今後、“クリーンエネルギーで作られた”という認証マークができた際は、認証マークが付いた商品を選ぶのもいいかもしれません。
2.モノ消費より、コト消費を選ぶ

「モノ消費とは、お金を使う際に『商品を所有すること』を重視した消費行動です。一方、コト消費とは、旅行やアクティビティなど『体験すること』に重きを置いた消費形態。モノ消費を重視すると、製品の生産、消費、処分時に莫大なエネルギーを使います。
たとえば、モノ消費の価値観で自動車を所有するのではなく、コト消費の価値観でライドシェア(一般ドライバーによる相乗りサービス)を利用するとエネルギー消費を減少できます」
3.ESG投資を始める

「ESG投資とは、環境、社会、ガバナンスという3つの要素を考慮して行う投資のこと。投資をする際に、クリーンエネルギーを取り入れている企業を選ぶと、環境問題解決への貢献につながります」
エネルギー消費を意識して行動することは、地球を大切にすることにもつながります。
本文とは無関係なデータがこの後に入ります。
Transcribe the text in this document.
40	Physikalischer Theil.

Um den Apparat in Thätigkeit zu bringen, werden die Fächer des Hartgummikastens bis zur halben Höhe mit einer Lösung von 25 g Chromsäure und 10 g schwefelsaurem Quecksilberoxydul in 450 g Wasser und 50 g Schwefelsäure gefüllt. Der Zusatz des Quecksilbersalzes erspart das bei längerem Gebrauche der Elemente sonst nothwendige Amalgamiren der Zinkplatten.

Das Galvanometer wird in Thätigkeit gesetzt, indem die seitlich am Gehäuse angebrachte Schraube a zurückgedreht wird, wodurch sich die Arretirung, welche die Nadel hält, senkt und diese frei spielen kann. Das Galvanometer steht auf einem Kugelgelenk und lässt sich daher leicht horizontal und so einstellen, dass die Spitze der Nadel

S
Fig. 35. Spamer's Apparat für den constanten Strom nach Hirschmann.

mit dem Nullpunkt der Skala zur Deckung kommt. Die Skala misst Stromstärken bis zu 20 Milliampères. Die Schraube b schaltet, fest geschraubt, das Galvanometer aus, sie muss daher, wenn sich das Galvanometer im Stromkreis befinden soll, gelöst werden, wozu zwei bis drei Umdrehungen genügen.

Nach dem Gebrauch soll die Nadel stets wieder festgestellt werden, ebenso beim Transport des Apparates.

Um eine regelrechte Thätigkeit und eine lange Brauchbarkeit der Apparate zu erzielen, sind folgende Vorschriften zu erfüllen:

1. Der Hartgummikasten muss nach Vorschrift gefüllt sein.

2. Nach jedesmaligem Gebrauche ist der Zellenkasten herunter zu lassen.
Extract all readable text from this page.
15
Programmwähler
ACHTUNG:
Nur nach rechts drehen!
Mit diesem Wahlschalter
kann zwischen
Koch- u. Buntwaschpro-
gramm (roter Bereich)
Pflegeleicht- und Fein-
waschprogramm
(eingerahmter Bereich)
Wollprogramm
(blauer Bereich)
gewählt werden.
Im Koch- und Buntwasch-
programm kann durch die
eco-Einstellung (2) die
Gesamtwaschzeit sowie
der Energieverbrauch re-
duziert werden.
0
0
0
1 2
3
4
気候変動による異常気象が増えている今、あらためてエネルギー問題について考えてみませんか。
Profile
環境エネルギー学者 / 鈴木政史
上智大学大学院 地球環境学研究科 地球環境学専攻 教授。国連気候変動枠組み条約事務局(UNFCCC)および国連経済社会局(UN DESA)持続可能な開発委員会ファイナンス部コンサルタント。主たる研究領域は、企業の環境・エネルギー経営戦略やクリーンエネルギー技術のイノベーション・普及。政策に近い研究課題にも数多く取り組む。